COLAs are designed to protect retirees against inflation eroding the value of their benefits, but the index used to calculate those payments is inaccurate and overstates inflation by about 1 percentage point a year. Back in 1996, a commission led by economist Michael Boskin proved this, and since then, experts have been pushing for a more accurate measure. A more accurate measure would not reduce any retiree’s Social Security payment; it would only improve the accuracy of inflation protection.
The problem arose when COLAs were first added to Social Security payments back in 1972, because the Bureau of Labor Statistics used only one index. While it has improved since then, that same index (known as the Consumer Price Index for All Urban Consumers, or CPI–U) is still being used today, despite the fact that other more accurate indices are now available.
In the budget talks, Administration officials and some congressional negotiators are rumored to be discussing using a “chained” version of that index instead. CPI–U is based on a survey of about 85 percent of the population, but it assumes that everyone will buy exactly the same amount of exactly the same items regardless of how prices change. Thus, if the price of apples goes up but the price of oranges drops, the current CPI–U assumes that consumers will still buy the same quantities of each. However, a chained index, C–CPI–U, adjusts quantities—knowing that if the price of apples increases, people will buy fewer apples and more oranges. This results in a more accurate measure.

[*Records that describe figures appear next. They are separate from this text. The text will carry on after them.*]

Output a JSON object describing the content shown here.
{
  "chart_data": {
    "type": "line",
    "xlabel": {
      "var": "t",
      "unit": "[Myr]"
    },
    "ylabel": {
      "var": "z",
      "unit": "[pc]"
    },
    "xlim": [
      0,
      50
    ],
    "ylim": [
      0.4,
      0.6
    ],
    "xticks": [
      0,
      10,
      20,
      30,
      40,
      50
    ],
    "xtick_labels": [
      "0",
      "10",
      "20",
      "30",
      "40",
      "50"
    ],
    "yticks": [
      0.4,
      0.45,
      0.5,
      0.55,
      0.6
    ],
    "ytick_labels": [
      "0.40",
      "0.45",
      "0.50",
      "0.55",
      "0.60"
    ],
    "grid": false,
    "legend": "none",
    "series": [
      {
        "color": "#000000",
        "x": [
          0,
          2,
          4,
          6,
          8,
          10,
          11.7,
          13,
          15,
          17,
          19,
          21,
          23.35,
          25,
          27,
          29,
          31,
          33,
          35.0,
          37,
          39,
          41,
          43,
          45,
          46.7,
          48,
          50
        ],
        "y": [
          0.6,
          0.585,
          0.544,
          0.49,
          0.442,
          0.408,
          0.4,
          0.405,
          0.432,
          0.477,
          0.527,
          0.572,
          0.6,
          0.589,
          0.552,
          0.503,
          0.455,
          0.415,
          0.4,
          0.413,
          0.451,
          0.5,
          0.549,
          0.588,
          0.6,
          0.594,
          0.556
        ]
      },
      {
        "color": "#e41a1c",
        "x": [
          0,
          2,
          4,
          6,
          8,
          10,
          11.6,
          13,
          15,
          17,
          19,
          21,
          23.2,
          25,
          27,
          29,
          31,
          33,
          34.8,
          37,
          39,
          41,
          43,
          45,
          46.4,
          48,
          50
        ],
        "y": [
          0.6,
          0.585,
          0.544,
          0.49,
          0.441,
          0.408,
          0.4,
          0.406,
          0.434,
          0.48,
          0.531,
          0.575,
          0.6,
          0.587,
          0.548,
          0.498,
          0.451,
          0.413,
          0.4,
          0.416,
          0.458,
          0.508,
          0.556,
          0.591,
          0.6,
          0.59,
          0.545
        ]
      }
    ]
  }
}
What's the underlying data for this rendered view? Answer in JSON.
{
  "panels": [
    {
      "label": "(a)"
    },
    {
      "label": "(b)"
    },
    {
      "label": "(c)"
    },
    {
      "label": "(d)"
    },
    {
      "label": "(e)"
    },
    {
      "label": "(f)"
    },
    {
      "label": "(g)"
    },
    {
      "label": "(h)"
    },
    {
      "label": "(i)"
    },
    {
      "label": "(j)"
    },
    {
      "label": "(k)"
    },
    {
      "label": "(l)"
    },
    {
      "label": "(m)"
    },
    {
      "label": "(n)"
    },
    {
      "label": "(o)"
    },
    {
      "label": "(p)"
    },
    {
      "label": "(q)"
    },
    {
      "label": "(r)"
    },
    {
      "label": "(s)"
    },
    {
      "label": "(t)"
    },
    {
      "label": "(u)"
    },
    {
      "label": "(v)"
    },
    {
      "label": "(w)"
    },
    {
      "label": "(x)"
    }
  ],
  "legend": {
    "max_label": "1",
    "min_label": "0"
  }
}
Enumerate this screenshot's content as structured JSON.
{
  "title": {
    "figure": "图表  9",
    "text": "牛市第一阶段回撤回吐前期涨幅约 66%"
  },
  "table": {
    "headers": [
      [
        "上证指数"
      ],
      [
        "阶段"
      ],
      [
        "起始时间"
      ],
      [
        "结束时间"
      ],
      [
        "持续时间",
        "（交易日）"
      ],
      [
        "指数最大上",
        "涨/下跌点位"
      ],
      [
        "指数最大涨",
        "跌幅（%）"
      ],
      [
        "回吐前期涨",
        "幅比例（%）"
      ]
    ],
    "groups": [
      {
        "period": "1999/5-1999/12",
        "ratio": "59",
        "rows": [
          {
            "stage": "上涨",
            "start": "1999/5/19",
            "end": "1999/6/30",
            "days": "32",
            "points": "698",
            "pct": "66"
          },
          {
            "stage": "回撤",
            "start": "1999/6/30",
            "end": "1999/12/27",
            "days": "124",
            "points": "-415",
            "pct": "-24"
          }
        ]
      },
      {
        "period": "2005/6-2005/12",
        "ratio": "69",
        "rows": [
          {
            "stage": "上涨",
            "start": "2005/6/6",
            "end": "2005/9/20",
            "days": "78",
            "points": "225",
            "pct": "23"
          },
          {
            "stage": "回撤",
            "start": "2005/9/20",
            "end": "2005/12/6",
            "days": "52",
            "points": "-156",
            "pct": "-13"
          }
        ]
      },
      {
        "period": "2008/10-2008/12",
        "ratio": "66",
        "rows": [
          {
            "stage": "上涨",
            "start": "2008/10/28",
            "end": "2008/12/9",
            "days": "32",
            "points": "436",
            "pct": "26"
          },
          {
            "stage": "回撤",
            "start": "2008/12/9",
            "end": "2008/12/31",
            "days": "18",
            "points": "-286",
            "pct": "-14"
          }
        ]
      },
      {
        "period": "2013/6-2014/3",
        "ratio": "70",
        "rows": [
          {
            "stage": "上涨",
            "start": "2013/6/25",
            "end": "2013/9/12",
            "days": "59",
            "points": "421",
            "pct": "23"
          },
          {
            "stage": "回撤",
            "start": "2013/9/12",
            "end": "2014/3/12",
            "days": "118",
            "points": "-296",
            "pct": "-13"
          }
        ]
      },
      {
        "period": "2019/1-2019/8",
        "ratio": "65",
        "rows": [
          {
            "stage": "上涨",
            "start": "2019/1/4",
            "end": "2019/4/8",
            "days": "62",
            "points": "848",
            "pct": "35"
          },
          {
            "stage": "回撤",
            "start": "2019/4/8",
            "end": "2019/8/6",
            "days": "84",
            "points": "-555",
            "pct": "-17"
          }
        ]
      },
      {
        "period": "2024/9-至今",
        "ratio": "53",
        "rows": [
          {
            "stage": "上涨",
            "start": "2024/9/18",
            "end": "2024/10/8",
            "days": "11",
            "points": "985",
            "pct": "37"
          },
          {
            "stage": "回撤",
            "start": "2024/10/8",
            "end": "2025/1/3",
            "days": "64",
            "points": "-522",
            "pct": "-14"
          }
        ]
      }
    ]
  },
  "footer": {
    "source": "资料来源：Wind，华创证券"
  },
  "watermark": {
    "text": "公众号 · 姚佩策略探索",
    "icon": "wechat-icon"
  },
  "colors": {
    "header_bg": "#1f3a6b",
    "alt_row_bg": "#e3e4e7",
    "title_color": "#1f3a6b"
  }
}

The use of a chained CPI has been endorsed by the Simpson–Bowles deficit commission, in legislation introduced by Senator Kay Bailey Hutchison (R–TX), and by the centrist Committee for a Responsible Federal Budget. It is also part of The Heritage Foundation’s Saving the American Dream plan.
Using a more accurate inflation index would save Social Security about $112 billion over the next 10 years. That is not nearly enough to fix Social Security’s massive deficits, but it is a good start. Doing nothing will result in 22 percent to 25 percent across-the-board benefit cuts for everyone who is receiving benefits.